A Framework of Combining Data Pre-Processing Methods and Boosting for Software Quality Classification  
Author Taghi M. Khoshgoftaar

 

Co-Author(s) Kehan Gao; Amri Napolitano; Lofton A. Bullard

 

Abstract Feature selection (FS) plays an important role for software quality classification, especially when a training dataset contains too many independent attributes. FS can improve the prediction performance of the predictors, provide faster and more cost-effective predictors, and give a better understanding of the underlying process that generates the model. Class imbalance is a separate problem that is often found in a software measurement dataset, wherein the class ratio is skewed. Data sampling by altering the dataset to change its balance level has been proved an effective method for resolving this problem. Another technique called boosting is found to also be effective for dealing with the class imbalance problem. In this study, we propose a framework that combines FS and a sampled ensemble learning (boosting) approach for improving software quality classification. There are two different scenarios for this combination: FS performed prior to the boosting process and FS performed inside the boosting process.
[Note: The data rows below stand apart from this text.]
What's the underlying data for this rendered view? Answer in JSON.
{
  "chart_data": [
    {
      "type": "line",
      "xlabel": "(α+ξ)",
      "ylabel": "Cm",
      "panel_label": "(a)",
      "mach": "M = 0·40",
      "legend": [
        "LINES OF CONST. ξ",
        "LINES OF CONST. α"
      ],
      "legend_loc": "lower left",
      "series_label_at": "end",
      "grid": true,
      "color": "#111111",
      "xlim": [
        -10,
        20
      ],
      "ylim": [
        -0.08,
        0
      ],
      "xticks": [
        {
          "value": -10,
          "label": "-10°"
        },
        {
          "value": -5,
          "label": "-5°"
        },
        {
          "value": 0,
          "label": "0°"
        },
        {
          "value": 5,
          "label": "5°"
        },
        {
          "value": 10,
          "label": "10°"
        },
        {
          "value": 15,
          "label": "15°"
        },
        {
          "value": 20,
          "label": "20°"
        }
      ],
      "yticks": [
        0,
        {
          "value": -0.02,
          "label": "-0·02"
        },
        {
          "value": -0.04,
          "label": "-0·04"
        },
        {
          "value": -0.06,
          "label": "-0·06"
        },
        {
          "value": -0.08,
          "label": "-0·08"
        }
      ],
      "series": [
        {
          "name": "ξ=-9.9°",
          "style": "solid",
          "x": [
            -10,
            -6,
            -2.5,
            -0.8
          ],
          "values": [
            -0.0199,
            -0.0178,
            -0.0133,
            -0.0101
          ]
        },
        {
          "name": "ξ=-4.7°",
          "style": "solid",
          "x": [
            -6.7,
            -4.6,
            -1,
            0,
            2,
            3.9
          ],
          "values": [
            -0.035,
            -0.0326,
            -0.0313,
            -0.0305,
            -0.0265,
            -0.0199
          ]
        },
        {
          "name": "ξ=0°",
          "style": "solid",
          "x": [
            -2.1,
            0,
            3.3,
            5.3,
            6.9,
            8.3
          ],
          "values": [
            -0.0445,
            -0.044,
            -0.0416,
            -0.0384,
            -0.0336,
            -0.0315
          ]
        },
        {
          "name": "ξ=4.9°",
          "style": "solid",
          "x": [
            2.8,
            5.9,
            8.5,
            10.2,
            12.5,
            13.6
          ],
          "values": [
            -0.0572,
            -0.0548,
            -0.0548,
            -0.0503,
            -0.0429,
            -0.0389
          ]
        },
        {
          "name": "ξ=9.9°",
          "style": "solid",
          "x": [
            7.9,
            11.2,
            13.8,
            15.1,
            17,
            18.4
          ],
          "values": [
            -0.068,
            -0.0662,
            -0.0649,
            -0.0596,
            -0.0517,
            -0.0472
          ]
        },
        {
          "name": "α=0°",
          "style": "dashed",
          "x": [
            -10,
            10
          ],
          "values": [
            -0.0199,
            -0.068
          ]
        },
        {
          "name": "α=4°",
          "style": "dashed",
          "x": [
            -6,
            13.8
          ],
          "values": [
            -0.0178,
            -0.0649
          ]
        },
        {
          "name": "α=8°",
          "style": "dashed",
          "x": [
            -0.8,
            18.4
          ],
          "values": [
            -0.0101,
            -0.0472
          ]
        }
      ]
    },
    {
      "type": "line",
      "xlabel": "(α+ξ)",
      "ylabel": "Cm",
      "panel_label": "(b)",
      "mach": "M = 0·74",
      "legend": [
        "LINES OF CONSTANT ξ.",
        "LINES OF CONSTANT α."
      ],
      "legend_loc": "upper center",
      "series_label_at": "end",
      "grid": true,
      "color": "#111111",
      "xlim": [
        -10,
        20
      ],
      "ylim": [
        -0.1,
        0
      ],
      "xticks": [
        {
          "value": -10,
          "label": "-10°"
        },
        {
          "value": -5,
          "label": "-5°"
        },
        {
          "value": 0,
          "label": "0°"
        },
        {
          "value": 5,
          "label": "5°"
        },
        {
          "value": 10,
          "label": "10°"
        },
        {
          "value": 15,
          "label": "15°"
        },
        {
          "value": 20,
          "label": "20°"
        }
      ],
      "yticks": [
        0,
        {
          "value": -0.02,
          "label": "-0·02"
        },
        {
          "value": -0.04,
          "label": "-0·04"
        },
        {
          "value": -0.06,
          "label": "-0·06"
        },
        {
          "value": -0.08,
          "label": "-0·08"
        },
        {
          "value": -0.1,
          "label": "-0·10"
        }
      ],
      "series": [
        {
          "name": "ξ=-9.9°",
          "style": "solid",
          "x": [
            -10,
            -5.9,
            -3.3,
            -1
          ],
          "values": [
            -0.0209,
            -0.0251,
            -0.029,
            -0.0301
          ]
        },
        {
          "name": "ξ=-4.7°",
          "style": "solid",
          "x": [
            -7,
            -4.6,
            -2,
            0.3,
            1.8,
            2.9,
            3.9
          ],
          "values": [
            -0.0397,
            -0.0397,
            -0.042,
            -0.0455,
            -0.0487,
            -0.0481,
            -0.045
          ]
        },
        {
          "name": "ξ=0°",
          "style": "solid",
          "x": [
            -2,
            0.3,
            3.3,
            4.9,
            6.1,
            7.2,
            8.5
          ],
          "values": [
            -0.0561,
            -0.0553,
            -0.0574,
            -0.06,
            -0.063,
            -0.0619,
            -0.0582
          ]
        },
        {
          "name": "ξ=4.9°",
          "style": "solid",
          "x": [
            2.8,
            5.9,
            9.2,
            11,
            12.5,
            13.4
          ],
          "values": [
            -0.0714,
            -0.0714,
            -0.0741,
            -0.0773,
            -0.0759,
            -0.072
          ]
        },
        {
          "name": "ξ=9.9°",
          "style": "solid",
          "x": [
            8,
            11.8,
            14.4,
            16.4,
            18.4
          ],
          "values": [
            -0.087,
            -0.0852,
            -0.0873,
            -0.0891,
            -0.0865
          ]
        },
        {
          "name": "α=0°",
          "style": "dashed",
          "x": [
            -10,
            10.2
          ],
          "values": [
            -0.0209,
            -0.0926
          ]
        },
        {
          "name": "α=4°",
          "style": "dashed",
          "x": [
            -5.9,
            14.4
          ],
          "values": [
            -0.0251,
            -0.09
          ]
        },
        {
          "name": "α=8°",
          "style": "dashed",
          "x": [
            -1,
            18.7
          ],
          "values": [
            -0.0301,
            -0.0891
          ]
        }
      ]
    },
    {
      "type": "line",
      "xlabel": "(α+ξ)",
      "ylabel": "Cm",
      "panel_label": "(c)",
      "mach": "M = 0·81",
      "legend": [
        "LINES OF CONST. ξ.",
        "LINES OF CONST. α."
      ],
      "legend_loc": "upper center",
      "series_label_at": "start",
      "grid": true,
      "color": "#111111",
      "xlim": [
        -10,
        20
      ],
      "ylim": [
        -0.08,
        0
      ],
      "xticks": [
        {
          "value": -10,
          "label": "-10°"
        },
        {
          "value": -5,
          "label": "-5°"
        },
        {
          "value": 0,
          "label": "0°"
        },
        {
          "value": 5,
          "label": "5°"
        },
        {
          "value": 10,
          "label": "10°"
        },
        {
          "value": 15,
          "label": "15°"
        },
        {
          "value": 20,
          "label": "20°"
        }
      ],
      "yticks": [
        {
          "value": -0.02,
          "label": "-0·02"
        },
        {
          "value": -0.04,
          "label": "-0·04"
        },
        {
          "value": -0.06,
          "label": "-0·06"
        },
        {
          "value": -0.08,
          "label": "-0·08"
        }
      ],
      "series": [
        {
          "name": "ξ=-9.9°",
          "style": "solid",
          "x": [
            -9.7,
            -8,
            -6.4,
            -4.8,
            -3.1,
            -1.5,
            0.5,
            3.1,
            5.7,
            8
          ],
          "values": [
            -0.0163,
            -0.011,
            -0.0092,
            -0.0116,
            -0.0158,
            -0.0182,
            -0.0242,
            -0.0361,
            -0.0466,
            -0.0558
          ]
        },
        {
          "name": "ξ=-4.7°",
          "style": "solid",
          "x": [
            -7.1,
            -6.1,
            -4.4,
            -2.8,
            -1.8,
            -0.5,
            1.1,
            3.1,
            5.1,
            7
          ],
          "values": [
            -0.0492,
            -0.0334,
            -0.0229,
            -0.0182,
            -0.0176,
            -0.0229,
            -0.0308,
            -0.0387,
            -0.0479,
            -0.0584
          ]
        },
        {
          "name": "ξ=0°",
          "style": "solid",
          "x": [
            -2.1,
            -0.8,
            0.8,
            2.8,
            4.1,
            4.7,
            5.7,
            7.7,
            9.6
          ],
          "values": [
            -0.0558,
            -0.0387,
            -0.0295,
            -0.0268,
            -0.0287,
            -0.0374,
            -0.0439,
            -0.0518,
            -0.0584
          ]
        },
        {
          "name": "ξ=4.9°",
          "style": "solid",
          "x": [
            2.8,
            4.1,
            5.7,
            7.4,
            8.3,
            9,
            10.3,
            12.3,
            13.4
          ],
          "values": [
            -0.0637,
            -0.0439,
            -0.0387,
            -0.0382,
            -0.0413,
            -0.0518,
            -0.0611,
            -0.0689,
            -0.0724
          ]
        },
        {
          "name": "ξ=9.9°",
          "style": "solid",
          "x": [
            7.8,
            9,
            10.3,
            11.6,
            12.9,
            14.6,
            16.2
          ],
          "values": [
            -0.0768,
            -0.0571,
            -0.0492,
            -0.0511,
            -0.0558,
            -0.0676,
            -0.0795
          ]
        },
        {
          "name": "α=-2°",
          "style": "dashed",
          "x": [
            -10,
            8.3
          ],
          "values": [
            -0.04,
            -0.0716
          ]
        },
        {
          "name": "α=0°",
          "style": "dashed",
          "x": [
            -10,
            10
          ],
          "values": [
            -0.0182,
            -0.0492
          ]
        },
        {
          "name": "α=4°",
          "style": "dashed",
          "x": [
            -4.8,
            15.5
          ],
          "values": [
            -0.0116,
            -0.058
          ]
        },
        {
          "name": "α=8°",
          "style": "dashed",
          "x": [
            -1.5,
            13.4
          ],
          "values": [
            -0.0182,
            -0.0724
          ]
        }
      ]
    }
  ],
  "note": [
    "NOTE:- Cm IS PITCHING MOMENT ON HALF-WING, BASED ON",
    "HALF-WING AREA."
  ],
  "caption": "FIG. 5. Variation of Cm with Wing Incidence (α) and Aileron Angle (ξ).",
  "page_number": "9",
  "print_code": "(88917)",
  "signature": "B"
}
As for FS, we have four options: individual FS, repetitive sampled FS, sampled ensemble FS, and repetitive sampled ensemble FS. In order to validate the effectiveness of the framework and learn the effects of FS as well as the boosting approach on the classification performance, we conducted a case study, applying the proposed framework to three datasets from a real-word software system. Seventeen feature ranking techniques were examined. We also employed a plain learner to construct classification models on the original datasets (no FS used) and on the altered training datasets (FS used) as well; besides, we performed the boosting algorithm with no FS and used all those results as the baselines for further comparison. The results demonstrate that 1) FS is important and necessary prior to a learning process; 2) FS performed inside the boosting process has better performance than FS performed prior to the boosting process; 3) the repetitive sampled FS technique generally has similar or better performance than the individual FS approach; 4) the boosting algorithm shows the same (or similar) effect on the classification models as the plain learner, especially when a repetitive FS technique is used in data preprocessing; and 5) the ensemble has similar or slightly better performance than the median of the base rankers that make up the ensemble.

 

Keywords software quality classification, feature selection, data sampling, boosting
   
    Article #:  21104
 
Proceedings of the 21st ISSAT International Conference on Reliability and Quality in Design
August 6-8, 2015 - Philadelphia, Pennsylvia, U.S.A.